Starbucks, Pepsi e Coca-Cola
Ao mesmo tempo, cadeias internacionais como a Starbucks e Dunkin estão a oferecer reforços de proteína nas suas bebidas. O Chipotle Mexican Grill — que já vende burritos carregados de proteína — lançou um “menu rico em proteína”, incluindo copos de carne que fornecem entre 15 e 81 gramas do nutriente.

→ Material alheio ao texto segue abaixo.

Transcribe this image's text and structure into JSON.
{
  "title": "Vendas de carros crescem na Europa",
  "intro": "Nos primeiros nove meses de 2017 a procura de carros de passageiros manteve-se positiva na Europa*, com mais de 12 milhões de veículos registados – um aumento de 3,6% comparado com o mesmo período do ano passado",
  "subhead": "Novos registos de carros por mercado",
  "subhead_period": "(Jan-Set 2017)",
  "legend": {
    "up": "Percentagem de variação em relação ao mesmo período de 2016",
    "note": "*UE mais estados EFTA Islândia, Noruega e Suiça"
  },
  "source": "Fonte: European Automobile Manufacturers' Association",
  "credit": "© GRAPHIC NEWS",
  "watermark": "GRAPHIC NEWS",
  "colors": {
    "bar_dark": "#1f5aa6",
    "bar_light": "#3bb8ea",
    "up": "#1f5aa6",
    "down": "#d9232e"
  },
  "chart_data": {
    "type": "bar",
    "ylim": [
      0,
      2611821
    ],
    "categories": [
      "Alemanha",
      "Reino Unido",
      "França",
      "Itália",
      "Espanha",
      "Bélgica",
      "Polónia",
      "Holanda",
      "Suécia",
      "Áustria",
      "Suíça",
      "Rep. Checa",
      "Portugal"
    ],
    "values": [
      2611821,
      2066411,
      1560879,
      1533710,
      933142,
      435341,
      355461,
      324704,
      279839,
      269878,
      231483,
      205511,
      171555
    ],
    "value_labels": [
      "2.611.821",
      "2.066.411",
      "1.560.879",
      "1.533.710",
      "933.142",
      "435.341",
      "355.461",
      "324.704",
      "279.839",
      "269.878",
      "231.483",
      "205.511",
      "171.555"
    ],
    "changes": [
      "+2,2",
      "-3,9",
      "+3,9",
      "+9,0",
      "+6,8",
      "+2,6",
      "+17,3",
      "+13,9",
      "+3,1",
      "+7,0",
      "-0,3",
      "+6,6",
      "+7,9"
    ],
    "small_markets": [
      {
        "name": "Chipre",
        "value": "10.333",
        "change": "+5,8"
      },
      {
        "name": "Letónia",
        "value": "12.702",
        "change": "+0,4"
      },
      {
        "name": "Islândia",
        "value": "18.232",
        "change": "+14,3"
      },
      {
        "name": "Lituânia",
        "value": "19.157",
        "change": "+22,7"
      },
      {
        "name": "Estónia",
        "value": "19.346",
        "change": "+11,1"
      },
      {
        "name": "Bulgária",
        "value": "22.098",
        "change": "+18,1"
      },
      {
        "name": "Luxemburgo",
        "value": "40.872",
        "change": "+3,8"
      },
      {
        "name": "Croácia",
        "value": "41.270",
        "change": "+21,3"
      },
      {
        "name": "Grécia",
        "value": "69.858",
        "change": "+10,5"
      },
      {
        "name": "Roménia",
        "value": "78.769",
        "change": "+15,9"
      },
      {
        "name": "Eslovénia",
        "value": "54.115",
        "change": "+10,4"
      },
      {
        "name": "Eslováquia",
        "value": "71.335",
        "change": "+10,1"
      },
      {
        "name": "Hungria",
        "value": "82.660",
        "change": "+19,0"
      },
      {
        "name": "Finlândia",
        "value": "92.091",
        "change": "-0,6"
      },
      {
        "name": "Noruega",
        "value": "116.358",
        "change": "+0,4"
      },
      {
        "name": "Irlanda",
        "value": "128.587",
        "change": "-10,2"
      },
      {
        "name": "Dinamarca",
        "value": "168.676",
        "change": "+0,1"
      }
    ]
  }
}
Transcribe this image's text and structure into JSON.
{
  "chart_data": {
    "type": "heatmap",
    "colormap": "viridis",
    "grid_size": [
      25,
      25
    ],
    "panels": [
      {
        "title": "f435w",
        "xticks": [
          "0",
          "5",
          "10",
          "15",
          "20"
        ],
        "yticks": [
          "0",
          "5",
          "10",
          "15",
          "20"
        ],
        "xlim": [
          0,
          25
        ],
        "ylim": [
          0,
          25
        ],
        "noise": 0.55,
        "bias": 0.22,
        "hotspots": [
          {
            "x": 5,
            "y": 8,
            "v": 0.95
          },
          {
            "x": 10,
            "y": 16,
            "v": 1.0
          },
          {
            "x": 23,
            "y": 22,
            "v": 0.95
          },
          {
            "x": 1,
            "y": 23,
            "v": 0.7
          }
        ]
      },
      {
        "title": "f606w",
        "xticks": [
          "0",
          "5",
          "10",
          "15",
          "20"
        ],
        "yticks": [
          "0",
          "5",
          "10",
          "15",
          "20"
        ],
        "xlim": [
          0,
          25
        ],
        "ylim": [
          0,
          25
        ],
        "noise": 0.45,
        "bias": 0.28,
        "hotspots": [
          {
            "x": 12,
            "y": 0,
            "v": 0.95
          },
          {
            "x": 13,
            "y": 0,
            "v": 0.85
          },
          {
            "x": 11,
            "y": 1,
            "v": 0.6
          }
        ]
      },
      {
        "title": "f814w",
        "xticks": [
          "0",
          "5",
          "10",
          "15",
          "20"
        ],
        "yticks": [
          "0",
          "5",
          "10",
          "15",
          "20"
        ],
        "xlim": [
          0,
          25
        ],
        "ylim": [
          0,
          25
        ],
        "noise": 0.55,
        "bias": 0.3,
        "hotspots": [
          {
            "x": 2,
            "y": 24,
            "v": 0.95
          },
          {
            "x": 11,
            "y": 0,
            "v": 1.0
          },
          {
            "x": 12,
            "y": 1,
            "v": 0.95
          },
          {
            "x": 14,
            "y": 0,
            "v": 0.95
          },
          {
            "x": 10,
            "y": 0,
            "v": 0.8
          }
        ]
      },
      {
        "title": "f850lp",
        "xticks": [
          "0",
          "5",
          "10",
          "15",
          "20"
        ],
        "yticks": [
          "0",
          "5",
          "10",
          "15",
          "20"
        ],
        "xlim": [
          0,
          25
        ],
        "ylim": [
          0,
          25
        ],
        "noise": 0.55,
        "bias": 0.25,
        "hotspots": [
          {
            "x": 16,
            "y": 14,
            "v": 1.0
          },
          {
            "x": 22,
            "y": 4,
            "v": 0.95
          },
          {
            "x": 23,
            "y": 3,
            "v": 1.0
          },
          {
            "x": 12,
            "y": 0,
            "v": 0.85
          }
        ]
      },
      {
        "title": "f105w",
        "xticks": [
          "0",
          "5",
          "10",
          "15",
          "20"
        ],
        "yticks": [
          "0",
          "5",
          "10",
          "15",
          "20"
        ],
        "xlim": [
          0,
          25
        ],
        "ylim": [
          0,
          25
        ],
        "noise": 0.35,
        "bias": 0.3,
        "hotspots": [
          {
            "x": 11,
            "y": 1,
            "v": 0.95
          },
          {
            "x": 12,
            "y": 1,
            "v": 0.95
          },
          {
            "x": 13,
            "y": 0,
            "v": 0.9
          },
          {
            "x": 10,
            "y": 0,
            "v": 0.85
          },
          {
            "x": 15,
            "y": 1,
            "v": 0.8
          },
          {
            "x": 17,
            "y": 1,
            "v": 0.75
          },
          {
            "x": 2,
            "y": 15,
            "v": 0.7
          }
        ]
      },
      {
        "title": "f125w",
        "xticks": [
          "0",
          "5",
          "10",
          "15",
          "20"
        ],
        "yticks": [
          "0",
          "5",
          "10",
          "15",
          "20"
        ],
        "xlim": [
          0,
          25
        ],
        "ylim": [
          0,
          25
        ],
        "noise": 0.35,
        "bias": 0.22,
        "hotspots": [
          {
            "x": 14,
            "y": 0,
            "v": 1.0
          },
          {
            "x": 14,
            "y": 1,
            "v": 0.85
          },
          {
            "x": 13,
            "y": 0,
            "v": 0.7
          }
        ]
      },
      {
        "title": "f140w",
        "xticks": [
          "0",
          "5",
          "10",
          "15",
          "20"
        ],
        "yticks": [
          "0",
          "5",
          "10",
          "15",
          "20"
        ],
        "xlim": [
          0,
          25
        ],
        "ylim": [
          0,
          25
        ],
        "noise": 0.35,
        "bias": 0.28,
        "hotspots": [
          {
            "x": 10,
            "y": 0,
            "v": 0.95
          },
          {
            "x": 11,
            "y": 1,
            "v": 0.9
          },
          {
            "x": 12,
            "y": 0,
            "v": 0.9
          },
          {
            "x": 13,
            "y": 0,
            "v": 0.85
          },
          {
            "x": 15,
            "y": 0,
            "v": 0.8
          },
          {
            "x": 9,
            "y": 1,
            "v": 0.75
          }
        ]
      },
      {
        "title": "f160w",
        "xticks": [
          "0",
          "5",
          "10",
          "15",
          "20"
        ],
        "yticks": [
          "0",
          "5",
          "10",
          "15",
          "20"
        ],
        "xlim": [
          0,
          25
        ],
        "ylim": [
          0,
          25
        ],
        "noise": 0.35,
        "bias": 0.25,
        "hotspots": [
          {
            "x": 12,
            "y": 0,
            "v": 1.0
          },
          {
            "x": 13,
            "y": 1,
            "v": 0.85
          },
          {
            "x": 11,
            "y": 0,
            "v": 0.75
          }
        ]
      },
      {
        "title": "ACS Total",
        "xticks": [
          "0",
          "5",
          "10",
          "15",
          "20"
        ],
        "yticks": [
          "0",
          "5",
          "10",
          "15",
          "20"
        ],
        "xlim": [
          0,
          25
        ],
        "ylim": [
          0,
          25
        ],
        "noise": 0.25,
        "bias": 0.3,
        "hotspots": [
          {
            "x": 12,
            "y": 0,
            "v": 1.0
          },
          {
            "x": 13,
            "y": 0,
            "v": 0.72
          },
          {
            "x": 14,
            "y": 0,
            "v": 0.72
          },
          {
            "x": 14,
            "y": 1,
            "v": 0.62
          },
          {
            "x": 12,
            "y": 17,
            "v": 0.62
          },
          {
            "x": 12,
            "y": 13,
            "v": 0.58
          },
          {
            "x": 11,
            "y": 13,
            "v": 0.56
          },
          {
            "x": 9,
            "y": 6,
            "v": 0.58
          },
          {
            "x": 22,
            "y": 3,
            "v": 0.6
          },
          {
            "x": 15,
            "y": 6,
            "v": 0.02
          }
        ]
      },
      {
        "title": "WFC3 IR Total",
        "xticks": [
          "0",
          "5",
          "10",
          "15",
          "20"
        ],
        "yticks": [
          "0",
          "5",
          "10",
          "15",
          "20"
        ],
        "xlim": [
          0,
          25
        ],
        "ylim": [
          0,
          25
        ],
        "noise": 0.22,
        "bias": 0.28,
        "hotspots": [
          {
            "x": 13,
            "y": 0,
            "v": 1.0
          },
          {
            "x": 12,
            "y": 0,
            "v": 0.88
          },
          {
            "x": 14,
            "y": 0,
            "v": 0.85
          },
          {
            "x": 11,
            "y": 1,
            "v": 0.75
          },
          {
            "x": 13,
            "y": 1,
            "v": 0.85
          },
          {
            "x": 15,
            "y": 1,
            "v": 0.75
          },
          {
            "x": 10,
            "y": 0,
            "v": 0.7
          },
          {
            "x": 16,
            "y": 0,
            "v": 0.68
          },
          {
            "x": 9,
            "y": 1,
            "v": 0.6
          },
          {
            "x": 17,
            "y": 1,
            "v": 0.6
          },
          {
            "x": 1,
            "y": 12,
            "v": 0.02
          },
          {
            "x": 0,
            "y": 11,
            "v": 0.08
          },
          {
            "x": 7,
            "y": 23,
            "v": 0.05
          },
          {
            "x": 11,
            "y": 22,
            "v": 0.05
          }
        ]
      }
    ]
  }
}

Nos EUA, as novas diretrizes alimentares divulgadas pela administração Trump sugeriram dobrar a ingestão de proteína, afirmando que a recomendação do anterior do governo “demonizou a proteína em favor dos carboidratos”. As empresas de alimentos começaram a apostar na proteína para evitar a estagnação das vendas. Segundo uma análise do Barclays, a procura global por proteína pode aumentar 37% nos próximos cinco anos, à medida que mais consumidores começarem a tomar medicamentos para a perda de peso e tendências de alimentação saudável. A PepsiCo, empresa de bebidas e snacks, pretende lançar este ano o Doritos Protein, assim como uma água engarrafada chamada Propel Clear Protein, que contém proteína, eletrólitos e fibras, disse a empresa. “A proteína continua a desfrutar de um halo de saúde quase mítico — que persiste apesar do consumo excessivo generalizado de nutrientes — e os consumidores mostram poucos sinais de abandonar isso”, diz Karine Dussimon, responsável de saúde e bem-estar da consultora Euromonitor International.
A Coca-Cola, por sua vez, está a construir uma fábrica de 650 mil milhões euros no estado de Nova Iorque para aumentar a capacidade de produção da Fairlife, subsidiária que produz leite com proteína extra. “Ainda há um longo caminho a percorrer, porque há cada vez mais pessoas a aderir”, afirmou James Quincey, CEO da Coca-Cola, ao “Financial Times”. A Fairlife, juntamente com a linha de laticínios Oikos da Danone e a produtora de iogurtes Chobani, sediada nos EUA, estiveram entre as cinco grandes marcas de crescimento mais rápido de 2025, segundo a consultora Numerator. No entanto, as proteínas vegetais parecem ainda não ter conquistado os consumidores. Espera-se que as vendas da Beyond Meat, fabricante norte-americana de hambúrgueres vegetais tenha caído abaixo dos 300 milhões de euros em 2025, antes do pico de quase 500 milhões em 2021. Hoje, a proteína já não se esconde nos rótulos — anuncia-se em letras grandes, ocupa corredores inteiros de supermercados e dita estratégias de crescimento de algumas das maiores empresas alimentares do mundo.